Kehidupan model begini yang membuat saya tidak disiplin, tidak taat, dan tidak merasa berdosa. Puasa batal dibilang tidak. Hehehe.
Kesalahan yang sama terus saja dilakukan di hari esok, lusa, dan seterusnya. Seakan hal tersebut benar. Kesalahan yang dibenarkan.
Ketika mencari kayu bakar, ada kalanya perut berbunyi. Menandakan ada demontrasi organ pencernaan. Saya dan teman-teman, melihat sekeliling dan merencanakan aksi makan bersama.

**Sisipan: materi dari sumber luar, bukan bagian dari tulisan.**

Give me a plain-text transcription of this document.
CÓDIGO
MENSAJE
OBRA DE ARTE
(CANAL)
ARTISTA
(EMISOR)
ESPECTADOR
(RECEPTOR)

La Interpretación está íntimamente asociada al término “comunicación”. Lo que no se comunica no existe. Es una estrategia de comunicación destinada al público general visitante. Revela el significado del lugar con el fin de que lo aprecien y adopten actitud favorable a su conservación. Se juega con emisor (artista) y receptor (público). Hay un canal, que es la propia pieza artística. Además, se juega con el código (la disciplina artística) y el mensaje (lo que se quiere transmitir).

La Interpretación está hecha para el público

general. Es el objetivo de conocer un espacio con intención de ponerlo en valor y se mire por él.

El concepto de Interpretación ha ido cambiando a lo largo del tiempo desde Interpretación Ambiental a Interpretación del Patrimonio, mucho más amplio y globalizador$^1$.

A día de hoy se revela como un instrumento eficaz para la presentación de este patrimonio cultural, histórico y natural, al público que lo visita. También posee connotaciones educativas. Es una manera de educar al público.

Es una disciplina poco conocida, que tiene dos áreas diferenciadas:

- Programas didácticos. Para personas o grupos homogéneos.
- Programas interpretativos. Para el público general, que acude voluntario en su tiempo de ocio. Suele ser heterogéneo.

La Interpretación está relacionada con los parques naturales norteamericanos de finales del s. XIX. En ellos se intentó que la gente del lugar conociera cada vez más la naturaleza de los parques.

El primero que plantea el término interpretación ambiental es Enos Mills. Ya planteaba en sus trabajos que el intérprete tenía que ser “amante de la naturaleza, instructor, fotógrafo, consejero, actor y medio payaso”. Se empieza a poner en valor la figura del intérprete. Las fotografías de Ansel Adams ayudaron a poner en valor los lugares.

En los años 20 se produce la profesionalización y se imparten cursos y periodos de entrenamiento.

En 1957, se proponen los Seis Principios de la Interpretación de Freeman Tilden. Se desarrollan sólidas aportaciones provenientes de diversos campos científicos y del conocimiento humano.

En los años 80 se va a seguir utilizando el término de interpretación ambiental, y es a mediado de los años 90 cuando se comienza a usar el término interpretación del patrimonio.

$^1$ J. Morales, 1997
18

Alam di tahun itu masih kaya. Banyak pohon pepaya tumbuh sembarang dan lebat-lebatnya berbuah. Maka dari itu, saya dan teman-teman kembali berbuka puasa. Tapi dengan buah pepaya yang segar. Hehehe. Puasa sudah batal, kini tambah batal. Double batal.Â
Nekatnya, bila mencari kayu bakar disekitar kebun jeruk. Ini sangat menggoda. Anak desa udah biasa makan pepaya, kalau jeruk hanya di bulan Maulud saja.
Maka diputuskan untuk masuk ke dalam kebun jeruk, mencari yang masak, sekalian dimakan di tempat dan dibawa pulang sebagai kado bagi ayah ibu. Bilangnya dikasih penjaga kebun. Hehehe.
Anak zaman sekarang mana mungkin punya cerita begitu? Gak ada. Ceritanya kalau gak game online malah tiktok. Hahaha.
Pola puasa anak yang salah bakal membuat anak-anak membangkang, terlebih anak-anak belum sanggup menahan keringnya tenggorokan dan kosongnya lambung. Anak-anak ya hanya bermain, bermain, dan bermain. Gak ada capeknya. Kalau capek, ya cari sesuatu untuk dapat dimakan.Â
Syukur, anak-anak sekarang sudah lebih baik dalam pola berpuasa. Orangtua sudah menentukan puasa anak hanya setengah hari atau sekitar enam jam saja. Intinya, tetap tiga kali makan sehari. Pagi (sahur), siang, dan malam (berbuka).Â
Itulah nostalgia Ramadan zaman dulu saya, bagaimana kisah puasa kamu dahulu? Pasti jauh lebih lucu. Hahaha.